不思議人物タッカー・カールソン

1日、タッカー・カールソンが「新党を設立する」とのニュースが走った。

この前に、タッカー・カールソンとトランプ大統領が「決裂」したとの情報もある。

「FOXニュース」で看板キャスターだったタッカー・カールソンが突如解雇されたのは、2023年4月のことだった。
当時は、選挙投票機の名誉毀損問題から、FOXニュースが多額の和解金を支払った直後だったので、さまざまな憶測がながれたのである。

しかし、この投票機問題はまだ「捜査中」であるから、FOXニュースは「はやまった」可能性がある。
解雇されたタッカー氏は、自身の報道チームを立ち上げていて、トランプ政権2.0成立にあたっては、ホワイトハウス報道官に就任するのでは?との噂もあったのである。

もっとも、報道官ポストには「カリ・レイク女史」も下馬評の候補にあったので、なかなかの人気者が激突するかのようであったが、蓋を開けたら最年少女性が抜擢されたのである。
しかも、トランプ大統領はそのカリ・レイク女史をVOA(ボイスオブアメリカ)のトップに据え、教育省と同様にVOA廃止の段取りを命じたのである。

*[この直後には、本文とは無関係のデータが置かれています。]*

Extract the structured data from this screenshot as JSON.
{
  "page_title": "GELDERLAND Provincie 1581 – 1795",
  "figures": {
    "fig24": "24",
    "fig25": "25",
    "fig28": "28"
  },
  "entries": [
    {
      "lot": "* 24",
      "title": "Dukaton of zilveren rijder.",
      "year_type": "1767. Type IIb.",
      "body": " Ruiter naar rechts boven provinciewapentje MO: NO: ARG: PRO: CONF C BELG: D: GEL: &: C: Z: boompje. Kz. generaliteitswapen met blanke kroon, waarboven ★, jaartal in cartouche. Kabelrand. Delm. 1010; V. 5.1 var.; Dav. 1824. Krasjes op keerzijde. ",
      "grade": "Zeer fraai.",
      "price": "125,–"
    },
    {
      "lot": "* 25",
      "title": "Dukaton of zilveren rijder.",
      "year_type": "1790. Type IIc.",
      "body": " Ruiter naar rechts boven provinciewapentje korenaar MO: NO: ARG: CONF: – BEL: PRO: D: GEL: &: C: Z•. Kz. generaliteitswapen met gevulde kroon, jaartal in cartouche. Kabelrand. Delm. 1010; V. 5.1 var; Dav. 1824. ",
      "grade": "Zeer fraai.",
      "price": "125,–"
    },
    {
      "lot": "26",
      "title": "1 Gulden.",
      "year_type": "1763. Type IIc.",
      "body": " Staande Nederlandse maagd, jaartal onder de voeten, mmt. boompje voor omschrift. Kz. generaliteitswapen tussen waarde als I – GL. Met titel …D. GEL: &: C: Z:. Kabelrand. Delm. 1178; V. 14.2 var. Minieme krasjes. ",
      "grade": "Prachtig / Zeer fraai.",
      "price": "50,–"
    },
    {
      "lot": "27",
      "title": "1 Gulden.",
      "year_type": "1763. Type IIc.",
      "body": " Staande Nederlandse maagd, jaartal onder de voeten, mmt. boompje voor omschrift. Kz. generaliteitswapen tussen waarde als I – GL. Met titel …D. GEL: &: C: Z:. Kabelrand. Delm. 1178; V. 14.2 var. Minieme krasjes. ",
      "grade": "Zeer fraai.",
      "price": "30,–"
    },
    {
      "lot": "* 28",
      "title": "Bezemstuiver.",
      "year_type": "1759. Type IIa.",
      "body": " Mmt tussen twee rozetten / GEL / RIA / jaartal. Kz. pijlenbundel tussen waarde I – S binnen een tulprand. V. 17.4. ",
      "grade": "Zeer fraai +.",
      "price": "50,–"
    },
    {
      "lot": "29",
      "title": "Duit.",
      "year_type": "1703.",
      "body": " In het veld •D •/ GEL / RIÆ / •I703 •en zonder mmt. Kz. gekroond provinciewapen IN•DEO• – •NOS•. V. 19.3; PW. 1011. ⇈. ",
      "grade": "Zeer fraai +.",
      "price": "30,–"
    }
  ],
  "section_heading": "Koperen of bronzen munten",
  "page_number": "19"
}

このことはタッカーにとって「いけず」な人事&ミッションとなったのである。

なにせ、カールソン家の家長である彼の父(ディック・カールソン)はCIA幹部で、さらにはVOAの局長まで務めた人物だからである。
さらに、彼にとってもっとショッキングなのは、FOXニュースで後輩にあたるアンカーだったピート・ヘグセス氏がトランプ政権2.0の国防長官に大抜擢されたことだろう。

こうした家の事情を、プーチン氏にもズバリ指摘されたと本人が語っている。
「お宅はCIA一家だよね」と。

タッカーは、新卒でCIA職員に応募するが、不採用となっている。

父との関係から、なぜに落ちたのか?は一般人には不明だが、トランプ政権2.0内部なら当時の記録から把握していることだろうし、ロシアの諜報網もしっていることなのかもしれない。

ふつう、こうした特殊な職業に就くに、あんがいと「家系」は重視され、採用にあたっては重みを持って考慮されるものだからである。
日本では、親子代々警察官、というのが珍しくないのは、家族の社会的信用度が高い、とみなされるからだ。

しかしながら、彼は父親の指導でジャーナリストになったと語っている。

なぜにディック氏は、そんなことを息子にいったのか?は謎だが、タッカーの新米当時、父の人脈のツテに頼っていたことも本人が認めているのである。

単純すぎる予想をすれば、アメリカ合衆国のプロパガンダ放送局長を経験し、古巣CIAの作戦援助をしていた父親の目線からしたら、息子をストレートにCIA職員とはせずに、民間で泳がせながら「インフルエンサー」にしようとしたのかもしれない。

それで、わざと不採用にした、とも邪推できる。

彼はに、CNN ⇒ MSNBC ⇒ FOXニュース という遍歴があって、これがなにを意味するのか?に興味が涌くのである。
CNN時代にはブッシュ息子1.0を支持しながらも、2.0政権になってMSNBCに移籍すると「手のひら返し」をしている実績がある。

トランプ支持から一転したのも、過去のパターンと似ているのである。

まさか、DSの申し子=『オーメン』のダミアン、ではないか?と疑うのである。

「保守」を装って、じつは保守を叩くひとを、日本では「ビジネス保守」と呼ぶ。
わたし的には、櫻井よしこやら門田隆将、あるいは高橋洋一などがその典型であるとかんがえているけれど、アメリカ版ビジネス保守の代表がタッカー・カールソンではないか?

そうやってかんがえてみると、昨今のトランプ大統領とタッカー・カールソンの決裂は、トランプ大統領側からしたら、ホワイトハウス報道官にも国防長官にも任命・指名しなかった、人事の妙、を実感していることだろうけれど、最初(経歴とインテルジェンス・コミュニティの情報)からわかっていたことなのだとかんがえた方が合理的である。

蜜月を演じたのは、タッカーひとりの芝居ではなく、トランプ大統領の「いけず」な性格も同様なのである。

つまり、お互いに自分に都合のよいビジネス上の「(つくり)笑顔」をしていたのである。

だれでもおなじではあるが、57歳になったタッカー・カールソン氏には、過去からの経歴の「重み」がどんどんのしかかってくる。
これは、人生が積み重なって形成される「信用の重み」という意味だ。

二流・三流以下は、この重みに耐えきれず「晩節を穢す」ことになるのである。

タッカー・カールソンとは何者なのか?の不思議が解明されることも、「晩節を穢す」ことのタネになるのであろう。